For those of you who do not know, the Angoff method is a way for Subject Matter Experts (SMEs) to grade the probability of a marginal student getting a question right. Attendees at this conference session were provided a handout that includes a seven-step flowchart guiding them in the design, development and implementation of the Angoff method.

If you are interested in Angoff and setting test scores I highly recommend reading Criterion-Referenced Test Development written by our good friends Sharon Shrock and Bill Coscarelli.

We really hope to see everyone at the 2013 Users Conference in Baltimore March 3 – 6. (I am hoping we may even get a chance to visit the beautiful Camden Yards!)

Standard Setting: Methods for establishing cut scores


Posted by Greg Pope

My last post offered an introduction to standard setting; today I’d like to go into more detail about establishing cut scores. There are many standard setting methods used to set cut scores. These methods are generally split into two types: a) question-centered approaches and b) participant-centered approaches. A few of the most popular methods, with very brief descriptions of each, are provided below. For more detailed information on standard setting procedures and methods see the book, Setting Performance Standards: Concepts, Methods, and Perspectives, edited by Gregory Cizek and Robert Sternberg.

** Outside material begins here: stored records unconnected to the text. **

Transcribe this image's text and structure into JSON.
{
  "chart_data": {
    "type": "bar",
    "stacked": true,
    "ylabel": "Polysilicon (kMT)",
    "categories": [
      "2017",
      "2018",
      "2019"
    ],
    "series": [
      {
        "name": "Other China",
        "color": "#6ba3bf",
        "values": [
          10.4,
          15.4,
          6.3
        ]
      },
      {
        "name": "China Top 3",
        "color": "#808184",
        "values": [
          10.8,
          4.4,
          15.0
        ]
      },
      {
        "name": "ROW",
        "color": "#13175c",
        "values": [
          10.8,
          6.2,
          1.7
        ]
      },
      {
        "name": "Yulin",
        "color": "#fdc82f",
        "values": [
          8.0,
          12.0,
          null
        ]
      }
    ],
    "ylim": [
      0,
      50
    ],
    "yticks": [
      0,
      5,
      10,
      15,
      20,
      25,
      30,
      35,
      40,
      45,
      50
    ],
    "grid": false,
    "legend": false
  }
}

  • Modified Angoff method (question-centered): Subject matter experts (SMEs) are generally briefed on the Angoff method and allowed to take the test with the performance levels in mind. SMEs are then asked to provide estimates for each question of the proportion of borderline or “minimally acceptable” participants that they would expect to get the question correct. The estimates are generally in p-value type form (e.g., 0.6 for item 1: 60% of borderline passing participants would get this question correct). Several rounds are generally conducted with SMEs allowed to modify their estimates given different types of information (e.g., actual participant performance information on each question, other SME estimates, etc.). The final determination of the cut score is then made (e.g., by averaging estimates or taking the median). This method is generally used with multiple-choice questions.
  • I like a dichotomous modified Angoff approach where, instead of using p-value type statistics, SMEs are asked to simply provide a 0/1 for each question (“0” if a borderline acceptable participant would get the question wrong and “1” if a borderline acceptable participant would get the item right)
  • Nedelsky method (question-centered): SMEs make decisions on a question-by-question basis regarding which of the question distracters they feel borderline participants would be able to eliminate as incorrect. This method is generally used with multiple-choice questions only.
  • Bookmark method (question-centered): Questions are ordered by difficulty (e.g., Item Response Theory b-parameters or Classical Test Theory p-values) from easiest to hardest. SMEs make “bookmark” determinations of where performance levels (e.g., cut scores) should be (“As the test gets harder, where would a participant on the boundary of the performance level not be able to get any more questions correct?”) This method can be used with virtually any question type (e.g., multiple-choice, multiple-response, matching, etc.).
  • Borderline groups method (participant-centered): A description is prepared for each performance category. SMEs are asked to submit a list of participants whose performance on the test should be close to the performance standard (borderline). The test is administered to these borderline groups and the median test score is used as the cut score. This method can be used with virtually any question type (e.g., multiple-choice, multiple response, essay, etc.).
  • Contrasting groups method (participant-centered): SMEs are asked to categorize the participants in their classes according to the performance category descriptions. The test is administered to all of the categorized participants and the test score distributions for each of the categorized groups are compared. Where the distributions of the contrasting groups intersect is where the cut score would be located. This method can be used with virtually any question type (e.g., multiple-choice, multiple response, essay, etc.).

I hope this was helpful and I am looking forward to talking more about an exciting psychometric topic soon!